Although we spend much of the day lovingly bickering—he complains about my driving and use of GPS instead of “common sense,” I hate his “Washington football team” hat—we have formed a deep bond with one another. Our time together on Saturdays isn’t just enjoyable; it’s good for our health.



Strong social ties improve our health. Feeling connected to others combats loneliness, and loneliness is associated with worsened immune function and coping skills. Moreover, having a social support network can increase health-seeking behaviors, such as getting regular medical check-ups.



As more young and middle-aged adults move away from their communities of origin, forming and maintaining strong connections with others can be hard. For older adults, increasing health challenges can inhibit their ability to form and maintain their social ties. Intergenerational connections can be mutually beneficial. My father, born the same year as Mr. Hargett, died years ago, and most of my remaining family is far away. Somewhere along the way, Mr. Hargett has taken to referring to me as his “daughter,” while his actual daughter is comforted by the fact that I am right down the street looking out for her parents. Intergenerational relationships have also been shown to combat ageism and to shift perceptions about what aging actually entails.



Efforts to foster intergenerational connections are increasing. Psychologists posit that lack of strong social ties is a public health issue, of similar importance to obesity and smoking. Support for intergenerational relationships, whether established through formal programs or organically formed, should be part of these efforts. Clinicians should also receive support for incorporating questions about well-being and social ties into patient visits, given the role that social ties play in our health.

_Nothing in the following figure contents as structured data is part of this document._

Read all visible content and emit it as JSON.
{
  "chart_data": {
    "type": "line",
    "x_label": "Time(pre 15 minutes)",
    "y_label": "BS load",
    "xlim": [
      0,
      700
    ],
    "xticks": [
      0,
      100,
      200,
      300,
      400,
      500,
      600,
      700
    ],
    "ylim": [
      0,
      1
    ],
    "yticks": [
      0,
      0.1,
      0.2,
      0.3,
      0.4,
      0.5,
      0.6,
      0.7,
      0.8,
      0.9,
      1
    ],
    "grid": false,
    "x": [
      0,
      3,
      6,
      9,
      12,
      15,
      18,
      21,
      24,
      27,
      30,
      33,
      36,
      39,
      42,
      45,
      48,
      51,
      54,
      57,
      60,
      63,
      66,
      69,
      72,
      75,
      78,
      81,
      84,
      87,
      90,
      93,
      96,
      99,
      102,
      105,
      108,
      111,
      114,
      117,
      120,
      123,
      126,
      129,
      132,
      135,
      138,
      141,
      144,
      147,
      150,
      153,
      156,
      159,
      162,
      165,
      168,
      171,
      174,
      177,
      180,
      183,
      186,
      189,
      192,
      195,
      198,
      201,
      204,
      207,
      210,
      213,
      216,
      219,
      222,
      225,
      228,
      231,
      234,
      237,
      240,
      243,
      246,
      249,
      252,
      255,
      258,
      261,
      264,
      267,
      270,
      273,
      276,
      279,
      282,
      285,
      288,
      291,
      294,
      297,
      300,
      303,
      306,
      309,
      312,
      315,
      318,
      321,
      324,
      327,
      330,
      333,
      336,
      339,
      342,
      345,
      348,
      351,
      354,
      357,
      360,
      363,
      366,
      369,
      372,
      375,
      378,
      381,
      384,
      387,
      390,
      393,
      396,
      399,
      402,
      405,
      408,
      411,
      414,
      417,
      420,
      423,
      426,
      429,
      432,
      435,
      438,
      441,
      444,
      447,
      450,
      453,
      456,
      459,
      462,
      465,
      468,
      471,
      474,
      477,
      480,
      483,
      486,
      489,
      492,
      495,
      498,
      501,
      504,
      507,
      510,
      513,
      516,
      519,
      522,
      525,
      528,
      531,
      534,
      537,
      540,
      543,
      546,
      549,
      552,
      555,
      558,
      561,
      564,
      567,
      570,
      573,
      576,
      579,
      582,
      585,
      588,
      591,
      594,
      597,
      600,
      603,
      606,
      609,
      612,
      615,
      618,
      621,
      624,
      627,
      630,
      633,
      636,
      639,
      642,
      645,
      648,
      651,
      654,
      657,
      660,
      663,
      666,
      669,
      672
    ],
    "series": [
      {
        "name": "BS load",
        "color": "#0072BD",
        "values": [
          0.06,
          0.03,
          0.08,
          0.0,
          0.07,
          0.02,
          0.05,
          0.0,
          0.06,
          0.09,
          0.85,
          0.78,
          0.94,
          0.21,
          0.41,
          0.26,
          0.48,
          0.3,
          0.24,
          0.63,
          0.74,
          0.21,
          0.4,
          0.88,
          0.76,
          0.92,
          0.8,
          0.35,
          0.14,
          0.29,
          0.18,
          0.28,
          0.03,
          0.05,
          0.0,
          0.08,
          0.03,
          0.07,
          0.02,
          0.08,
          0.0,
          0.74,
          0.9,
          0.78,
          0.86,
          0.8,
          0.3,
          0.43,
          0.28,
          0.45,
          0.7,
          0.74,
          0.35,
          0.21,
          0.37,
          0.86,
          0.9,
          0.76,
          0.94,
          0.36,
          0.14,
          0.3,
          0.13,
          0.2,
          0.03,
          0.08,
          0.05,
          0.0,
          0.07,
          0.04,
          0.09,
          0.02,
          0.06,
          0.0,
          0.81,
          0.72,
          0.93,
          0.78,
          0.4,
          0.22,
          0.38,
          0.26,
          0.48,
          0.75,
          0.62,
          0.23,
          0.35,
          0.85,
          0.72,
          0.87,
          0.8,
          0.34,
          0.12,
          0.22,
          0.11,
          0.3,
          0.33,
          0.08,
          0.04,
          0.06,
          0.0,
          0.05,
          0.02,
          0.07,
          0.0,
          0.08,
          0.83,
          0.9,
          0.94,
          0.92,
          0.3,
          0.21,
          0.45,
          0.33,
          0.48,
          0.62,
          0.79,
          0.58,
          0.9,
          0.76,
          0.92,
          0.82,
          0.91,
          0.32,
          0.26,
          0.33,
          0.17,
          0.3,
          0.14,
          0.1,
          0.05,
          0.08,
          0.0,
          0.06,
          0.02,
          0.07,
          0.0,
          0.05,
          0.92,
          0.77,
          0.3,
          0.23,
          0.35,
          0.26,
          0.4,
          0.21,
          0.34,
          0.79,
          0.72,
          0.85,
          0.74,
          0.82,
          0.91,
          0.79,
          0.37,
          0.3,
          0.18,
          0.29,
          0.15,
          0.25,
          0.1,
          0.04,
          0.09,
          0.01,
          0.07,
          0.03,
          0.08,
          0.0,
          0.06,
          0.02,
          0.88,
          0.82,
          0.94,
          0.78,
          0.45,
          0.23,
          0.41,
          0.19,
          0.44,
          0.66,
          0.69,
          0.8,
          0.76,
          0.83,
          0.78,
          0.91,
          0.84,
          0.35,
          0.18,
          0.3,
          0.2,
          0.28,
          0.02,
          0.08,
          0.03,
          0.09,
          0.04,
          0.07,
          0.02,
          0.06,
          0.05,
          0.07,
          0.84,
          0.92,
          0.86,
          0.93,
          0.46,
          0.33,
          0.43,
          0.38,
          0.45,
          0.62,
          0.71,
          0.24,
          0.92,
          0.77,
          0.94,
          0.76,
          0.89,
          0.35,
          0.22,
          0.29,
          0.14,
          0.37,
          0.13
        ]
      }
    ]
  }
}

As adults age away from their families and lose friends through death and serious illness, younger, unrelated friends and neighbors will play an increasing role in the social support networks of the elderly. They may be the ones who accompany older patients to physician visits and help with tasks of daily living, such as transportation, home maintenance, and meal preparation. Clinicians can work to enlist these friends and neighbors in managing the care for older patients (to the extent that the patient is comfortable, of course), as these caregivers may have insight about the well-being of older patients that geographically distant family may lack. As the nature and makeup of our familial and social ties continues to shift across the lifespan, the clinical environment can be a space where sensitivity to these changes can benefit everyone.



3 questions clinicians can ask patients to help combat loneliness:


1. Tell me about your support network.


2. How much time each day do you spend with family and friends?


3. Do you have someone to call when you feel lonely? 


Simple steps can make a world of difference to patient well-being.